FIRST REPORT® CONFERENCE COVERAGE
American Heart Association (AHA) 2011 Scientific Sessions : Page 2 of 2
High-Dose Statins May Reverse Arterial Plaque and Cut Cardiovascular Risk
New data suggest the maximum doses of rosuvastatin or atorvastatin can treat coronary artery disease (CAD) more effectively than lower doses without compromising patient safety, reported the lead researcher for SATURN (Study of Coronary Atheroma by Intravascular Ultrasound: Effect of Rosuvastatin Versus Atorvastatin) at the recent AHA meeting. At a press conference, Stephen J. Nicholls, MD, PhD, cardiovascular director, Ohio Cleveland Clinic Coordinating Center for Clinical Research, noted that although the head-to-head comparison of these widely prescribed statins revealed only modest differences between the therapies, both treatments produced a “striking degree of regression.” In an online interview available at the event Website (http://bit.ly/q7i2Ab), Nicholls said SATURN also documented nearly 50% fewer cardiovascular events than other statin trials. “We have a very low event rate in association with [disease] regression—I think that seals the deal,” he said.

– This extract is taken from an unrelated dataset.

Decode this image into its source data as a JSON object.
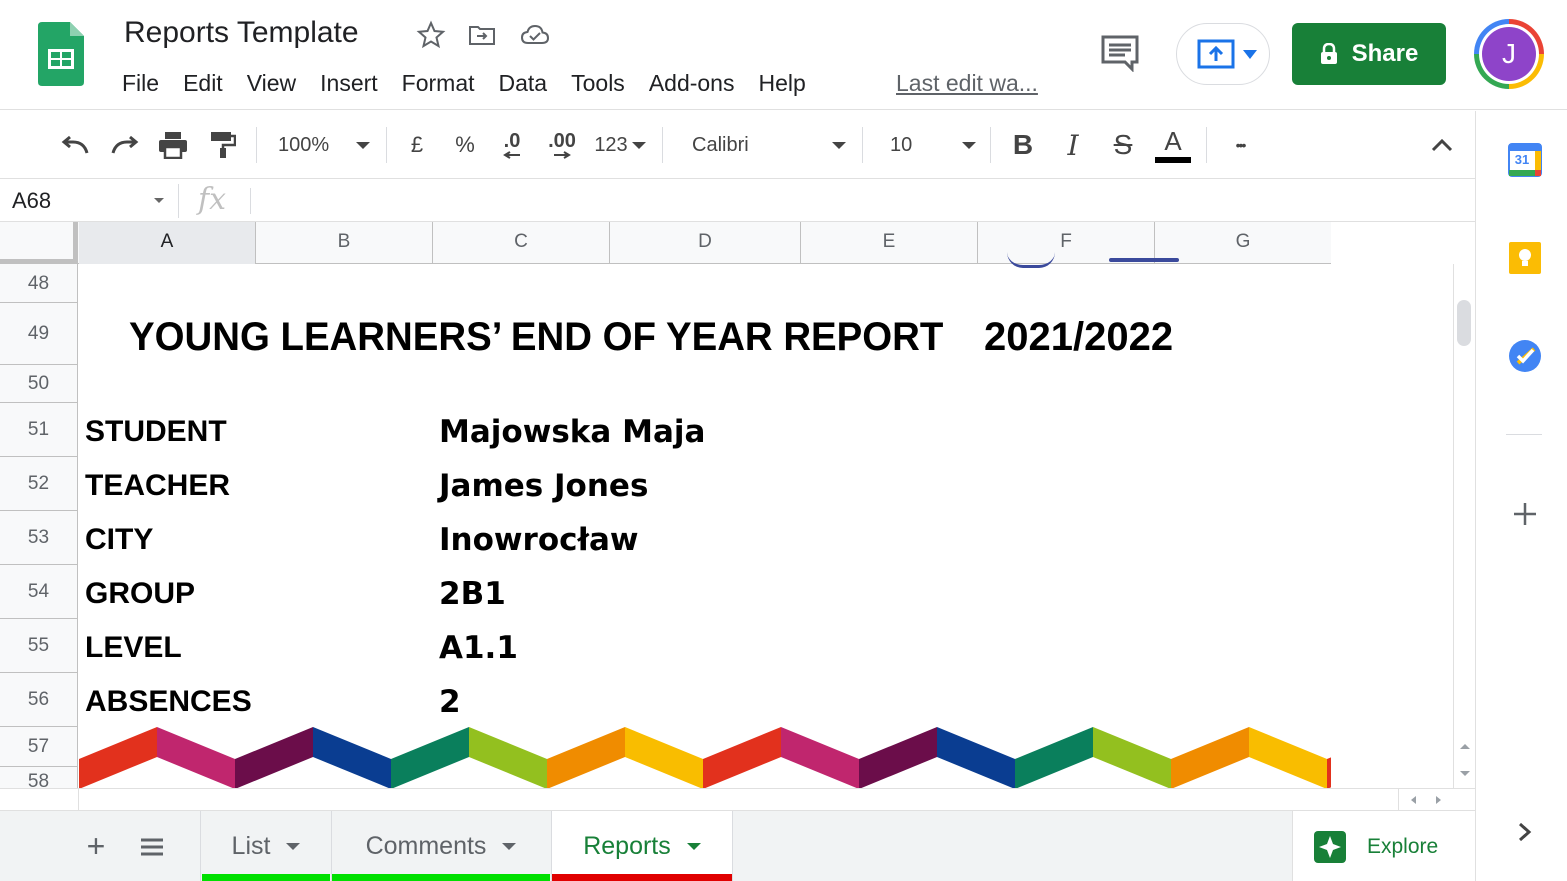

SATURN investigators recruited 1385 patients with CAD from 215 centers throughout North and South America, Europe, and Australia and randomized them 1:1 to receive 40 mg of rosuvastatin or
80 mg of atorvastatin daily for 24 months. The majority of patients were men, and the average age was 57 years; clinical and patient characteristics were well balanced between the treatment arms. Participants underwent intravascular ultrasonography (IVUS) at the start and conclusion of the study to assess the volume of atheroma (plaque) in the walls of their coronary
arteries, which was SATURN’s primary end point.
Approximately 25% of patients were lost to follow-up, leaving 1039 for the efficacy analysis. Atheroma volume declined 0.99% in the atorvastatin group versus 1.22% in the rosuvastatin group (P=.017). Although the difference was not statistically significant, “Both treatments produced marked disease regression,” said Nicholls at the press briefing. A second analysis of the IVUS images associated atorvastatin with a 4.4 mm3 reduction in total atheroma volume compared with a 6.4 mm3 reduction for rosuvastatin, which was significant (P=.01). Nicholls said the level of plaque regression, which he called “the holy grail of heart disease treatment,” far exceeded levels observed in previous clinical trials. Nearly two-thirds of participants experienced a decrease in total atheroma volume (65% in the atorvastatin group vs 71% in the rosuvastatin group). The median low-density lipoprotein cholesterol level was slightly lower in the rosuvastatin group than in the atorvastatin arm (62.6 mg/dL vs 70 mg/dL), whereas the average high-density lipoprotein level was slightly higher (50.4 mg/dL vs 48.6 mg/dL).
Despite the high-doses, no new safety concerns with either drug emerged. The atorvastatin group had a significantly greater incidence of alanine transaminase elevation, whereas the rosuvastatin group had significantly higher rates of proteinuria and creatinine kinase elevation; no cases of rhabdomyolysis were observed. Nicholls said the recent concern about a possible link between statin use and diabetes prompted investigators to check glycated hemoglobin levels, but they saw little change.
Summarizing the clinical significance of these findings in the online interview, Nicholls said, “The implications are the drugs are safe at these doses and there’s really a great benefit. We can remove the plaque, and we know that will translate to a reduction in clinical events.” Data from the SATURN study were simultaneously published in the New England Journal of Medicine.—Christin Melton
This study was funded by AstraZeneca.